Both architectures—VoxCNN and ResNet—are evaluated using cross-validation techniques to measure and ensure predictive stability across folds. Modifying batch process iterations ensure each batch contains representative samples from all classes, thus maintaining model learning stability.

Results

The results presented show that VoxCNN and ResNet provide competitive classification performance for AD versus NC, achieving ROC AUC values near 0.88 and 0.87 respectively, with classification accuracies around 79% and 80%. However, results for separating AD from LMCI and EMCI were less satisfactory, with both architectures displaying limitations in generalization beyond simpler binary distinctions.

An additional network-attention analysis projects the importance of specific brain regions during classification, indirectly cross-validating the medical understanding of brain areas affected by Alzheimer's Disease.

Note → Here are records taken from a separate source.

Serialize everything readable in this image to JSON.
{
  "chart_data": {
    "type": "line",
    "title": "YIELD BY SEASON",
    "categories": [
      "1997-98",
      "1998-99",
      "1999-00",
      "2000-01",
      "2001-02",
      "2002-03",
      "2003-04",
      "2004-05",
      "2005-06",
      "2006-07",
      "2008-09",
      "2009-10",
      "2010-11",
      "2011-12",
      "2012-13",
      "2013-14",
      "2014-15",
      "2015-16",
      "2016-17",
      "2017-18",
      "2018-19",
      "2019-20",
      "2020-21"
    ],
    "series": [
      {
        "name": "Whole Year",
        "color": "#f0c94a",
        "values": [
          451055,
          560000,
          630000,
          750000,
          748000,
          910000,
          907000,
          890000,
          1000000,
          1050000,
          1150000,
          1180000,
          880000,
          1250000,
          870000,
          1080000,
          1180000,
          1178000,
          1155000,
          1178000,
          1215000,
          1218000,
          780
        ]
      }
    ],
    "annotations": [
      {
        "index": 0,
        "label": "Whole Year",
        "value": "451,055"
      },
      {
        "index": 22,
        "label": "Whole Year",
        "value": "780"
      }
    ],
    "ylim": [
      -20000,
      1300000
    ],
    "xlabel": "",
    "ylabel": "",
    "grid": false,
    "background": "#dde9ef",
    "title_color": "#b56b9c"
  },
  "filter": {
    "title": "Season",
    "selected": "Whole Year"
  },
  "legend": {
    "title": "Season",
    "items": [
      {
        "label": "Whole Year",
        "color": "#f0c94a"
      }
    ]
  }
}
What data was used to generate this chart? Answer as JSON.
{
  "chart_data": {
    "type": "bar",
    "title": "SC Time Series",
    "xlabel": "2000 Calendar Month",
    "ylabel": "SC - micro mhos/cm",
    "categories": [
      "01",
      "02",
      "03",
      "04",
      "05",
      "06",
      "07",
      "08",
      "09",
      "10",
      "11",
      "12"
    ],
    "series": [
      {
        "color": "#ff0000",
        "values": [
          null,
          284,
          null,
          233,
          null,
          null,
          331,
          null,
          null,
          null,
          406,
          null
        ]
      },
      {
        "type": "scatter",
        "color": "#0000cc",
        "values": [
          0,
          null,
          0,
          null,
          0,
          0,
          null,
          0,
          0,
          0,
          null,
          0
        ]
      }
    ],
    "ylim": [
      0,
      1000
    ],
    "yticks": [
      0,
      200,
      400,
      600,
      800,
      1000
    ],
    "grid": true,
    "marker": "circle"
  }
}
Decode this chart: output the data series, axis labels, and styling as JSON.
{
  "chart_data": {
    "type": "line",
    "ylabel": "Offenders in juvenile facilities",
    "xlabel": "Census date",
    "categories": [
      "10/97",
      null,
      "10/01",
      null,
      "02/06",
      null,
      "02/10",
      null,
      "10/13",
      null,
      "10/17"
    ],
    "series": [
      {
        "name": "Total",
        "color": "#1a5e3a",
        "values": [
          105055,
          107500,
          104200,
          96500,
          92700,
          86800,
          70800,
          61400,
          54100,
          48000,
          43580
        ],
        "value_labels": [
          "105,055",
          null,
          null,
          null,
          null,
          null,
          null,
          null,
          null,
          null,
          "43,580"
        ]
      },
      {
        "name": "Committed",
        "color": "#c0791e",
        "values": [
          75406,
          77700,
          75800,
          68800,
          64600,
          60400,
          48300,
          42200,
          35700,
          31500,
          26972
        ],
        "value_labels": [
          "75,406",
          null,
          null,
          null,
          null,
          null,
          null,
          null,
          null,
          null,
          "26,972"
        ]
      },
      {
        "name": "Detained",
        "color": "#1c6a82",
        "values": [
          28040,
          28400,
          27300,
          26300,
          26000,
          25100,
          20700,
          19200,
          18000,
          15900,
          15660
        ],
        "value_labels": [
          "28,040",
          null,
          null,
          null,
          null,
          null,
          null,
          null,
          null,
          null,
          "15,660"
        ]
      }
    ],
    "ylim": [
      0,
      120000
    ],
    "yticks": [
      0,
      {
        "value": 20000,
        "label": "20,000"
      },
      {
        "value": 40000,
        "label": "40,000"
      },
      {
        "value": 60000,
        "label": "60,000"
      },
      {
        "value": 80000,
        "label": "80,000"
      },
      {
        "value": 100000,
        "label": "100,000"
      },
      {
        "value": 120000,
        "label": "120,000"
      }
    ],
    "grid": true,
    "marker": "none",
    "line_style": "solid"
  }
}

Conclusions and Future Directions

This paper advances neuroimaging classification by proposing network architectures that forgo the labor-intensive requirements of feature extraction steps in favor of an all-encompassing learning algorithm capable of directly interpreting 3D MRI data. Their efficacy lies in simplifying the classification pipeline, thereby potentially expediting clinical diagnostic processes.

Future work is speculated to focus on generalizing these methodologies to handle raw MRI imagery without extensive preprocessing, such as aligning or skull stripping. This would enhance the practical applicability of these models, ensuring robustness and adaptability to varying data processing requirements in clinical settings. The exploration of alternative data augmentation strategies and enhanced network designs will also be crucial to improving model efficacy across more complex or less distinct neurodegenerative spectrums.